A diver in her 70s has set herself a ’Mission Blue’

Sylvia Earle is 78, but she’s still diving and urging us to help save the oceans, says Jonathan deBurca Butler

A diver in her 70s has set herself a ’Mission Blue’

IT has been 60 years since Dr Sylvia Earle’s first dive, but her memories of it are as clear as those blue waters all those years ago.

“It was in the Gulf of Mexico, about five miles off the coast of Florida,” says the 78-year-old. “It was such a joy to actually realise that I could breathe under water for longer than I could hold my breath; to see all the fish who were, in turn, looking at me. I didn’t expect that, actually. If you go into a forest, birds will usually fly away and animals usually get out of your way, too, and disappear, but in the ocean the animals are more innocent, I suppose, and you find yourself surrounded by these creatures, each one with their own face and features, who are, in turn, curious about you; this creature who has dropped in through their ceiling.”

Since that first dive, into the Atlantic, Dr Earle has clocked up 7,000 hours under water. She has led 100 research expeditions in the ocean,where she has discovered and studied other ‘worlds’.

“There’s been big discoveries about the ocean since I started diving,” she says, from her home in California. “We’ve discovered mountain chains under the water and people have been down as far as seven miles to see what’s at the bottom. But the biggest discovery is that every breath you take, and everything we do, is effected by the ocean. Even if you’ve never seen the ocean, even if you’ve never touched the ocean, the ocean touches you. Everywhere. No ocean, no life and we didn’t really realise that until recently.”

Dr Earle says that for a long time we saw our seas and oceans as endless and indestructible entities; they were, as she says, “too big to fail”. We could use, and consequently abuse, them, safe in the knowledge that they could take it. Anaemic coral reefs, depleted fish stocks, and vast oceanic pools of discarded plastics are all evidence to the contrary.

In a new documentary, entitled Mission Blue, Dr Earle hopes to “ignite public support” for her quest to protect the oceans. The film, which premiered on Netflix last month, is co-directed by Fisher Stevens, who was a producer on The Cove, and Robert Nixon, who was a producer on Gorillas in the Mist.

The pair were inspired to help after hearing Dr Earle’s impassioned speech at a 2009 TED conference. The plan to spend a few weeks with Dr. Earle on the Galapogoas Islands turned into a four-year project.

The result is a stunning-looking feature with a hard-hitting message. But while the focus is the problems faced by the ocean and their causes, Dr Earle’s core message is one of hope.

“We’ve killed 90% of the fish in the sea,” she says. “We know how to do it and we’ve got to the point where they, and we, are at risk because of our ability to take on a scale that is unprecedented.
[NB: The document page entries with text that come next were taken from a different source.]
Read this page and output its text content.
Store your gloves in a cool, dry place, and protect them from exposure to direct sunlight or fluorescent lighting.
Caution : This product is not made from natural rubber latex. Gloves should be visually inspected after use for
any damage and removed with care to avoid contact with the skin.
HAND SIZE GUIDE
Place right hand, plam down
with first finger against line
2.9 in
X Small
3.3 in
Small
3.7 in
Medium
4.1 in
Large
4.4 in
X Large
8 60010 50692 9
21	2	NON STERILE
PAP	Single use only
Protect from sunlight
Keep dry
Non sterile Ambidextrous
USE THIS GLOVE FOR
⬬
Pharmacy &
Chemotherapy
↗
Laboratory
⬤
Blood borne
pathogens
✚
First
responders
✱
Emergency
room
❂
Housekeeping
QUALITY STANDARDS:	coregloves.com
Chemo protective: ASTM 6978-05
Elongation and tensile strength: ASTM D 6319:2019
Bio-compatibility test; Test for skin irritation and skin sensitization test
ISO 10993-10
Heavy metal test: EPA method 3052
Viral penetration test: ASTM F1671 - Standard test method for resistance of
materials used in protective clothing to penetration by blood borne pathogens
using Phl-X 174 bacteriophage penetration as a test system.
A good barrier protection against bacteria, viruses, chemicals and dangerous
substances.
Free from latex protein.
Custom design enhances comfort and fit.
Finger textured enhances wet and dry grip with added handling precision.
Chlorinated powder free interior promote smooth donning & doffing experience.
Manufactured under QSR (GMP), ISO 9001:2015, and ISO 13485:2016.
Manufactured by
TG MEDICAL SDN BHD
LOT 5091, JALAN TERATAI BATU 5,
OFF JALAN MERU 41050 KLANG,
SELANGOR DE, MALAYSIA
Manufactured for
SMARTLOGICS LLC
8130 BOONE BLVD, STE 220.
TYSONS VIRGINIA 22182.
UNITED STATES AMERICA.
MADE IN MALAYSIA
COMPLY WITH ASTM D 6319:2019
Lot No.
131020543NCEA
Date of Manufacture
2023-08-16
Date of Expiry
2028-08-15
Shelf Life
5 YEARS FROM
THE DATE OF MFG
We are the biggest predator on the planet and that’s certainly been evidenced in the sea, as well as the land. But we have hope. Firstly, because we now know why they matter and, secondly, because we have the capacity to stop the killing. We can use areas that I call ‘hope spots’; they’re similar to national parks we have on the land, and we can use them as a place for recovery and renewal. In the United States, we have a fish called the Striped Bass. People loved catching hem and eating them, but they gave it up for five years, because they were at the point of extinction. And while they’ll never go back to the numbers that were there before, they did rebound, because we changed our attitude to them. So we have to have protected areas; the breeding areas, the feeding areas, the nursery areas. If there are to be fish in the sea, we have to look at what it takes to make fish.”

“Half the coral reefs that I’ve seen around the world are now gone or are in sharp decline,” she says. “But, again, knowing the cause means we can also find the solution.”

Mission Blue is all about showing rather than telling. If people could see what lies beneath the ocean they would be inspired to help with its upkeep. Investment in underwater technology is hard to attract and the number of research submarines is small. The number of passenger submarines is even smaller. Elsewhere, Dr Earle has spoken of “like a Hertz rent-a-sub” that families could use “to go out and explore the ocean for a weekend”. For now, we will have to rely on her to be our eyes. “I hope when people see Mission Blue that they’ll be inspired to go and see the ocean for themselves,” she says. “Edison said that if the public is with you, anything is possible. So it’s a continuing effort to explore and gather information, and then to share that information with the world. That’s what I’m certainly driven to do.”

Since Dr Earle made that first dive, off the coast of Florida in the 1950s, the population of the planet has gone from two billion to eight billion. The ocean is feeling the pain of that expansion. A change of attitude is required. “We know more, and we’ve lost more, since I’ve started diving,” she says. “But we have an opportunity, maybe an obligation, to use our knowledge to turn things around. It’s within our grasp. We don’t have to watch the end of coral reefs or the last of the sharks. There’s an opportunity here, as never before, but also, probably, as never again.”